Potentially, our results indicate an adverse prognosis of the higher volume of residual disease. However, the analyses in this manuscript are based on visual assessments (DS) and thus may be subject to inter-reader variability. Baseline PET-CT was only available in a minority of patients in HD18 as it was not a mandatory procedure and not reimbursed in Germany during the recruitment phase of the trial. Future studies are needed to define the role of quantitative imaging biomarkers of baseline PET and PET-2 as prognostic biomarkers in the context of interim restaging of AS-HL. Recent publications in large B-cell lymphoma have already demonstrated metrics such as the metabolic tumor volume or maximum lesion distance to be prognostic for PFS and overall survival in baseline and interim staging [7]. While these may also be relevant in AS-HL, the event rates in this entity are lower, especially with eBEACOPP-based treatment, which necessitates larger cohorts with sufficient power to detect relevant prognostic biomarkers. Besides imaging biomarkers, there is growing interest in the use of longitudinal measurements of circulating tumor DNA (ctDNA) for the assessment of minimal residual disease (MRD) in Hodgkin’s lymphoma during treatment. In principle, MRD could be used to separate patients with AS-HL and PET-2-positive residuals that may still have a good prognosis from those requiring treatment intensification. Two separate studies have reported nearly perfect prediction of treatment failure by MRD and PET-2, concluding that both could complement one another [8, 9].

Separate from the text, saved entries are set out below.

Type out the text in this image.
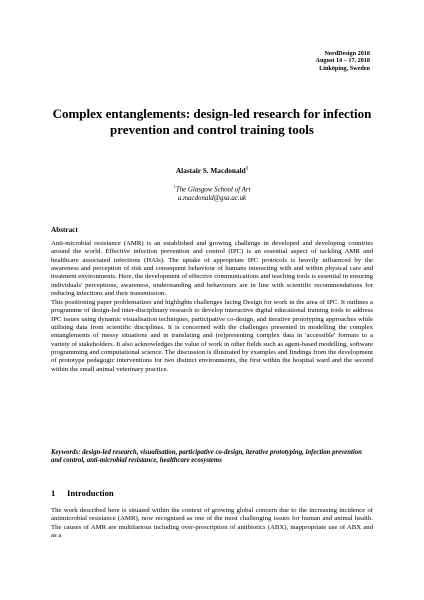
NordDesign 2018
August 14 – 17, 2018
Linköping, Sweden
Complex entanglements: design-led research for infection
prevention and control training tools
Alastair S. Macdonald$^1$
$^1$The Glasgow School of Art
a.macdonald@gsa.ac.uk
Abstract

Anti-microbial resistance (AMR) is an established and growing challenge in developed and developing countries around the world. Effective infection prevention and control (IPC) is an essential aspect of tackling AMR and healthcare associated infections (HAIs). The uptake of appropriate IPC protocols is heavily influenced by the awareness and perception of risk and consequent behaviour of humans interacting with and within physical care and treatment environments. Here, the development of effective communications and teaching tools is essential in ensuring individuals' perceptions, awareness, understanding and behaviours are in line with scientific recommendations for reducing infections and their transmission.

This positioning paper problematizes and highlights challenges facing Design for work in the area of IPC. It outlines a programme of design-led inter-disciplinary research to develop interactive digital educational training tools to address IPC issues using dynamic visualisation techniques, participative co-design, and iterative prototyping approaches while utilising data from scientific disciplines. It is concerned with the challenges presented in modelling the complex entanglements of messy situations and in translating and (re)presenting complex data in 'accessible' formats to a variety of stakeholders. It also acknowledges the value of work in other fields such as agent-based modelling, software programming and computational science. The discussion is illustrated by examples and findings from the development of prototype pedagogic interventions for two distinct environments, the first within the hospital ward and the second within the small animal veterinary practice.

Keywords: design-led research, visualisation, participative co-design, iterative prototyping, infection prevention and control, anti-microbial resistance, healthcare ecosystems

1 Introduction

The work described here is situated within the context of growing global concern due to the increasing incidence of antimicrobial resistance (AMR), now recognised as one of the most challenging issues for human and animal health. The causes of AMR are multifarious including over-prescription of antibiotics (ABX), inappropriate use of ABX and as a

Our study comes with limitations. First, its retrospective design and the lack of a separate validation cohort call for prospective validation in other AS-HL trials. Second, all patients were treated with two cycles of eBEACOPP before interim PET; therefore, our results may not entirely be transferable to patients starting with ABVD. While this analysis highlights the prognostic relevance of the extent of residual disease in patients with AS-HL, the biological determinants of this rather insufficient response are unknown. Third, there is the absence of histological confirmation of PET-2-positive disease. By definition, it was located in sites with initial disease manifestation and with present residual tissue in CT scans; however, non-lymphoma cannot be entirely excluded.

In summary, PET-2-positive residuals of AS-HL are most often located in the mediastinum. A majority of patients have few affected regions and 5y-PFS comparable to PET-negative patients. However, the risk of relapse or progression was twofold higher in those with more than two positive regions in PET-2.